The arts council wishes to thank the Vancouver Foundation for their aid in financing 50% of this project. Thanks are also due to past Vice President Darryl MacKenzie for making the application to the Vancouver Foundation last summer, and to Steve Staresina, Operations chair, for overseeing the project on the ground this December. Doors installed by OK Door Service.

Watch for further capital projects to be completed at the arts centre  in 2012.

Curious about renting the Studio Building or Big Blue for  art studio space, meetings, workshops, or giant garage sales? Contact us at olivercac to receive a perusal copy of the rental contract and rates.

A just reward for a labour of love

Sally Franks (Oliver Sagebrushers president) and Leza MacDonald (mural project manager) pose in front of the new Fields mural with their bouquets at the Celebration of Completion on Saturday October 29.  Thank you all volunteers on this project!  You did Oliver proud!

Photo Credit: Jack Bennest, Oliver Daily News, Check out more pictures at


February Fibre Madness

Local fibre artist Terry Irvine gave herself a challenge this past month to beat the notorious  February doldrums:

“I set myself a couple of goals for the month of February. The first one was to produce a fibre product each day. The second was to document and photograph the products. The third was to upload the photos onto my computer and share them with friends who would like to see my progress and share in the madness. I figured by the end of the month, I’ll have a nice cache of smaller items for the farmers’ market and be more computer literate in terms of uploading and sharing photos.”

Irvine is the founder of The RipOff Artists, a local multi-media co-operative that chooses the work of a famous artist to “rip off” each year, each in their own artistic medium.
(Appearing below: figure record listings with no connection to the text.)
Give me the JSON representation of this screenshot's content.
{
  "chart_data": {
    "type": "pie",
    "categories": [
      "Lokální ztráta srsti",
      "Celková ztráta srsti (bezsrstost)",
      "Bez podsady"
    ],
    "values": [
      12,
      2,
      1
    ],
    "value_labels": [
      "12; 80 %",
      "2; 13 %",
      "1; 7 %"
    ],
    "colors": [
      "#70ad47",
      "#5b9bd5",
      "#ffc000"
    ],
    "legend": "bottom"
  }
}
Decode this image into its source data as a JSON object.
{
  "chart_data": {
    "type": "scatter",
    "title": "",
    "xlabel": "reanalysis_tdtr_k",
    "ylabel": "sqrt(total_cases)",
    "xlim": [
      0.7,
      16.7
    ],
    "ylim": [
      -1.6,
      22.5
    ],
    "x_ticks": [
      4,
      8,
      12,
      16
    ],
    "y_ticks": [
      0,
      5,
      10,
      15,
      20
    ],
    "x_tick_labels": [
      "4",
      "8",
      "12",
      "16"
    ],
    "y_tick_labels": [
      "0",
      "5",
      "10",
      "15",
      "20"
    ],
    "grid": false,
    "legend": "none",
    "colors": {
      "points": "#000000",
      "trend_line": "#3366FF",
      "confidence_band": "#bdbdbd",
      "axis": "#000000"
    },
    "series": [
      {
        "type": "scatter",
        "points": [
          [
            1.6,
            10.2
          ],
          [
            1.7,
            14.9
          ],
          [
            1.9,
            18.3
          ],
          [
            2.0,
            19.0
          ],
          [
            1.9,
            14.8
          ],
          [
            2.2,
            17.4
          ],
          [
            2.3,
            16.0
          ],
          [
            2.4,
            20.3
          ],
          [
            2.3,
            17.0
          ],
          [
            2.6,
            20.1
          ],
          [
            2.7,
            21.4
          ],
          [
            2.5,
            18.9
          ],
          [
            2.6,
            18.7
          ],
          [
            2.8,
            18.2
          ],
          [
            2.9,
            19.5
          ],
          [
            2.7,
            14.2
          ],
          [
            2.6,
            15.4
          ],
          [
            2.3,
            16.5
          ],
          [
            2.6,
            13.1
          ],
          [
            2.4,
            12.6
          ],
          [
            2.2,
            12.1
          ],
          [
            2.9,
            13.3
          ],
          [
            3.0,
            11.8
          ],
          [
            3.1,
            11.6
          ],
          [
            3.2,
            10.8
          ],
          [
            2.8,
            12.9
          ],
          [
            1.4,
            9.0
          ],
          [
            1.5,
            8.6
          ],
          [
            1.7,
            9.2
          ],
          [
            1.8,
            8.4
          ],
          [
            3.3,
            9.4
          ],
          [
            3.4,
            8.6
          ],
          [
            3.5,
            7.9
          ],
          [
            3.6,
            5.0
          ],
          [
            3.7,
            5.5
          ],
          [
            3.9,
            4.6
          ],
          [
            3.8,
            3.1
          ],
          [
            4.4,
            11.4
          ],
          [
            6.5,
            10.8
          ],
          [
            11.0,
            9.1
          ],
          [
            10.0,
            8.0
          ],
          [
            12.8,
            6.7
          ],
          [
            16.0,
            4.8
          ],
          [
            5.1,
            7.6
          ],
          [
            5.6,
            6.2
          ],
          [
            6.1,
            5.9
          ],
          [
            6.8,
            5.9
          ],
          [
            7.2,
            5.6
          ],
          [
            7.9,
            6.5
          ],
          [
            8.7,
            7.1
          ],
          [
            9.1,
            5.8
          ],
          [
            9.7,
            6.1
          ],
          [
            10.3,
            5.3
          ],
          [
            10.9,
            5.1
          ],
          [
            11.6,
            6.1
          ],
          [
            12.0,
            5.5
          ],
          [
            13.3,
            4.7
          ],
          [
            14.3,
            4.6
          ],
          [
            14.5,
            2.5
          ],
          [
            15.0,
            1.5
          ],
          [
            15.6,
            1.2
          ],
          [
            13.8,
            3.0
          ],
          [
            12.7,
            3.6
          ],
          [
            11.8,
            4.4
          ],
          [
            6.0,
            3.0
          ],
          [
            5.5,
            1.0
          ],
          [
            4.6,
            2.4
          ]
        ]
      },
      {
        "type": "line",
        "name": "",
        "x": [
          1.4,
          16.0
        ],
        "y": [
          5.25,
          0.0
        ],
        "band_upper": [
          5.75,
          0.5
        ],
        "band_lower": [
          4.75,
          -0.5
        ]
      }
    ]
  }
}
Terry Irvine works with a variety of yarns, spinning, crocheting, knitting, and felting to create wonderful three-dimensional pieces of art. She was inspired by fellow Rip Off artist Thea Haubrich (of Twin Lakes Encaustic Art) who set herself the goal of doing an encaustic (wax) piece once a day for a month in the spring of 2010.

By the first week’s end, Terry found herself easily mastering the fibre portion of the February Fibre Madness project, but stymied by the computer:

“I’ve an interesting (and annoying) dilemma on my hands.I can get my photos from the camera to the computer, but the computer won’t accept them. A nice little photo preview shows on the computer screen followed by a statement that talks about the program not being initialized. Then the photos disappear. Sigh…..My plan is to call in the professional who is a Mac master in the Oliver area. With any luck he’ll be able to come over this upcoming week. In the meantime, I’m continuing with the knitting, crocheting, spinning, etc. Oh yeah, and the taking pictures.”
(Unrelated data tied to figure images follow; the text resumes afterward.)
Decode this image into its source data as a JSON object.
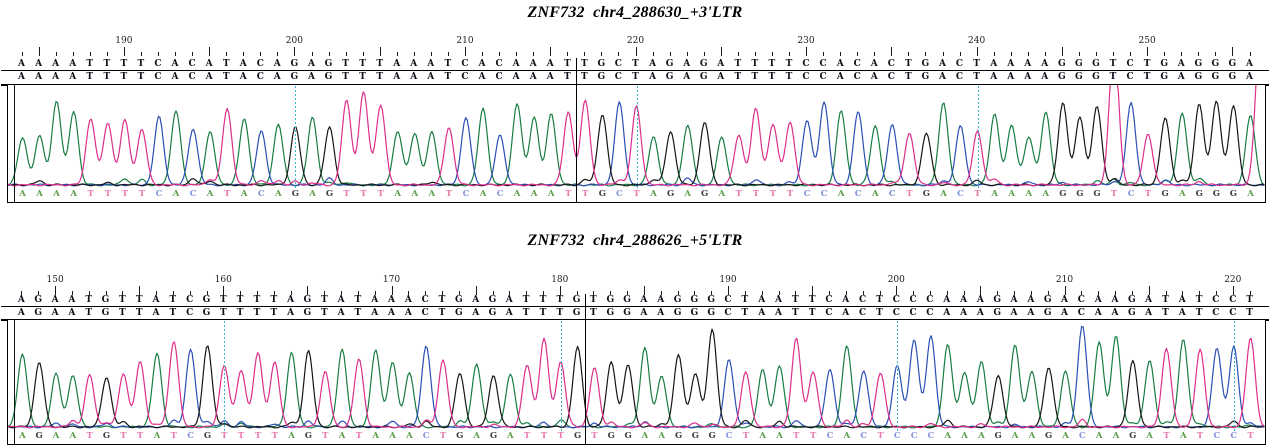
{
  "figure": {
    "panels": [
      {
        "title": "ZNF732  chr4_288630_+3'LTR",
        "sequence": "AAAATTTTCACATACAGAGTTTAAATCACAAATTGCTAGAGATTTTCCACACTGACTAAAAGGGTCTGAGGGA",
        "start_position": 184,
        "end_position": 256,
        "divider_after": 33,
        "ruler_labels": [
          190,
          200,
          210,
          220,
          230,
          240,
          250
        ],
        "guide_positions": [
          200,
          220,
          240
        ],
        "tall_peaks": {
          "20": 1.0,
          "64": 1.55
        },
        "right_edge_tall_T_peak": true,
        "seed": 7
      },
      {
        "title": "ZNF732  chr4_288626_+5'LTR",
        "sequence": "AGAATGTTATCGTTTTAGTATAAACTGAGATTTGTGGAAGGGCTAATTCACTCCCAAAGAAGACAAGATATCCT",
        "start_position": 148,
        "end_position": 221,
        "divider_after": 34,
        "ruler_labels": [
          150,
          160,
          170,
          180,
          190,
          200,
          210,
          220
        ],
        "guide_positions": [
          160,
          180,
          200,
          220
        ],
        "tall_peaks": {
          "41": 0.98,
          "63": 1.02
        },
        "right_edge_tall_T_peak": false,
        "seed": 13
      }
    ],
    "trace_colors": {
      "A": "#187d44",
      "C": "#2b4fb4",
      "G": "#161616",
      "T": "#dc2f8c"
    },
    "call_letter_colors": {
      "A": "#5a9b45",
      "C": "#8390d8",
      "G": "#3f3f3f",
      "T": "#e87cb0"
    },
    "guide_color": "#3ab5cf"
  },
  "chart_data": [
    {
      "type": "line",
      "subtype": "sanger_sequencing_chromatogram",
      "title": "ZNF732 chr4_288630_+3'LTR",
      "x_axis": "base position",
      "x_range": [
        184,
        256
      ],
      "x_tick_labels": [
        190,
        200,
        210,
        220,
        230,
        240,
        250
      ],
      "reference_sequence": "AAAATTTTCACATACAGAGTTTAAATCACAAATTGCTAGAGATTTTCCACACTGACTAAAAGGGTCTGAGGGA",
      "sample_sequence": "AAAATTTTCACATACAGAGTTTAAATCACAAATTGCTAGAGATTTTCCACACTGACTAAAAGGGTCTGAGGGA",
      "base_call_row": "AAAATTTTCACATACAGAGTTTAAATCACAAATTGCTAGAGATTTTCCACACTGACTAAAAGGGTCTGAGGGA",
      "segment_boundary_between_positions": [
        216,
        217
      ],
      "vertical_guide_positions": [
        200,
        220,
        240
      ],
      "series": [
        {
          "name": "A trace",
          "color": "green"
        },
        {
          "name": "C trace",
          "color": "blue"
        },
        {
          "name": "G trace",
          "color": "black"
        },
        {
          "name": "T trace",
          "color": "magenta"
        }
      ],
      "legend": "none",
      "grid": "off"
    },
    {
      "type": "line",
      "subtype": "sanger_sequencing_chromatogram",
      "title": "ZNF732 chr4_288626_+5'LTR",
      "x_axis": "base position",
      "x_range": [
        148,
        221
      ],
      "x_tick_labels": [
        150,
        160,
        170,
        180,
        190,
        200,
        210,
        220
      ],
      "reference_sequence": "AGAATGTTATCGTTTTAGTATAAACTGAGATTTGTGGAAGGGCTAATTCACTCCCAAAGAAGACAAGATATCCT",
      "sample_sequence": "AGAATGTTATCGTTTTAGTATAAACTGAGATTTGTGGAAGGGCTAATTCACTCCCAAAGAAGACAAGATATCCT",
      "base_call_row": "AGAATGTTATCGTTTTAGTATAAACTGAGATTTGTGGAAGGGCTAATTCACTCCCAAAGAAGACAAGATATCCT",
      "segment_boundary_between_positions": [
        181,
        182
      ],
      "vertical_guide_positions": [
        160,
        180,
        200,
        220
      ],
      "series": [
        {
          "name": "A trace",
          "color": "green"
        },
        {
          "name": "C trace",
          "color": "blue"
        },
        {
          "name": "G trace",
          "color": "black"
        },
        {
          "name": "T trace",
          "color": "magenta"
        }
      ],
      "legend": "none",
      "grid": "off"
    }
  ]
}
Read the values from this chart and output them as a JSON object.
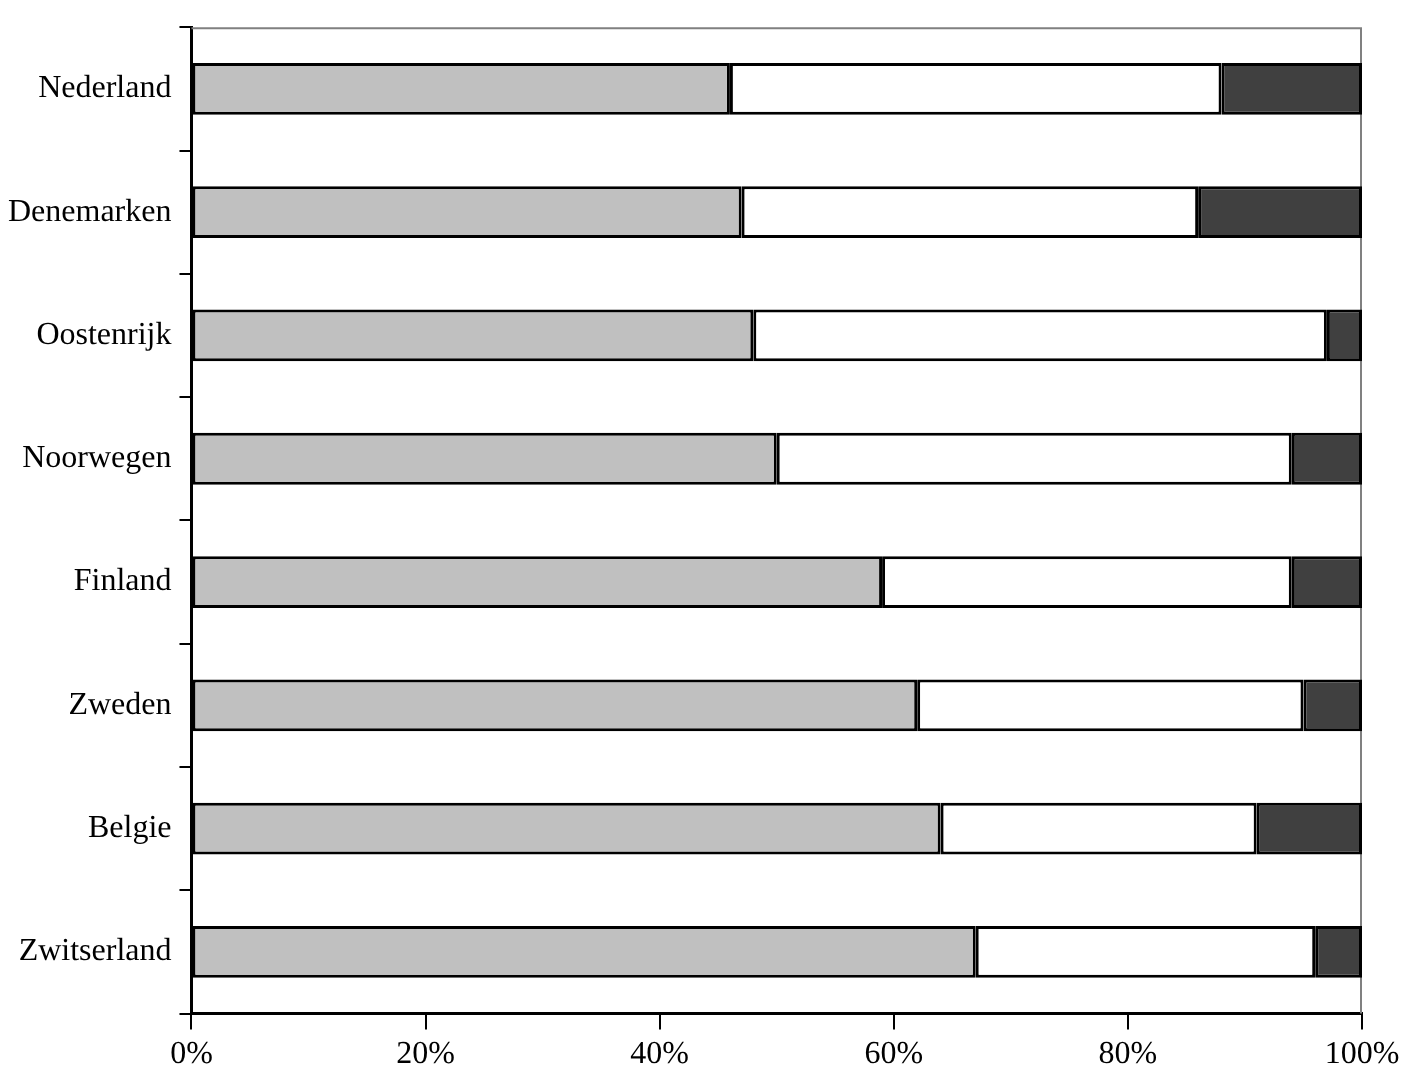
{
  "chart_data": {
    "type": "bar",
    "orientation": "horizontal",
    "stacked": true,
    "categories": [
      "Nederland",
      "Denemarken",
      "Oostenrijk",
      "Noorwegen",
      "Finland",
      "Zweden",
      "Belgie",
      "Zwitserland"
    ],
    "series": [
      {
        "color": "#c0c0c0",
        "values": [
          46,
          47,
          48,
          50,
          59,
          62,
          64,
          67
        ]
      },
      {
        "color": "#ffffff",
        "values": [
          42,
          39,
          49,
          44,
          35,
          33,
          27,
          29
        ]
      },
      {
        "color": "#404040",
        "values": [
          12,
          14,
          3,
          6,
          6,
          5,
          9,
          4
        ]
      }
    ],
    "xlim": [
      0,
      100
    ],
    "xticks": [
      {
        "value": 0,
        "label": "0%"
      },
      {
        "value": 20,
        "label": "20%"
      },
      {
        "value": 40,
        "label": "40%"
      },
      {
        "value": 60,
        "label": "60%"
      },
      {
        "value": 80,
        "label": "80%"
      },
      {
        "value": 100,
        "label": "100%"
      }
    ],
    "grid": false,
    "legend": false
  }
}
Problem quickly solved with phonecalls to some computer-savvy girlfriends, the photos soon arrived. See below for just a few samples from Terry’s daily photo diary:

Photo 1: A ‘sitster’ fibre artist using handspun yarns, bead & pipe cleaners.












Photo 2: Free-form crocheted flower using handspun (orange) & Hempwol (green). To be felted, beaded in the centre and made into a brooch.

Photo 3: A gym bag for my mat, weights and elastic. Crocheted, waiting for the washing machine and felting.

Photo 4: I hand felted the bowl in about 10 minutes. The red and purple yarns were knitted using a slip stitch pattern. Both yarns shrank up very quickly. I was aiming for a container to put business cards in, but ended up with a bowl that was ever so slightly too small. Back to the drawing board…

Photo 5 and 6: One of several fabric flower designs. The first few Terry made were for brooches. This one, as she describes,  “is bigger and meant to hold small objects rather than be worn as a brooch.”  

Got the blues? Why not set yourself an artistic challenge!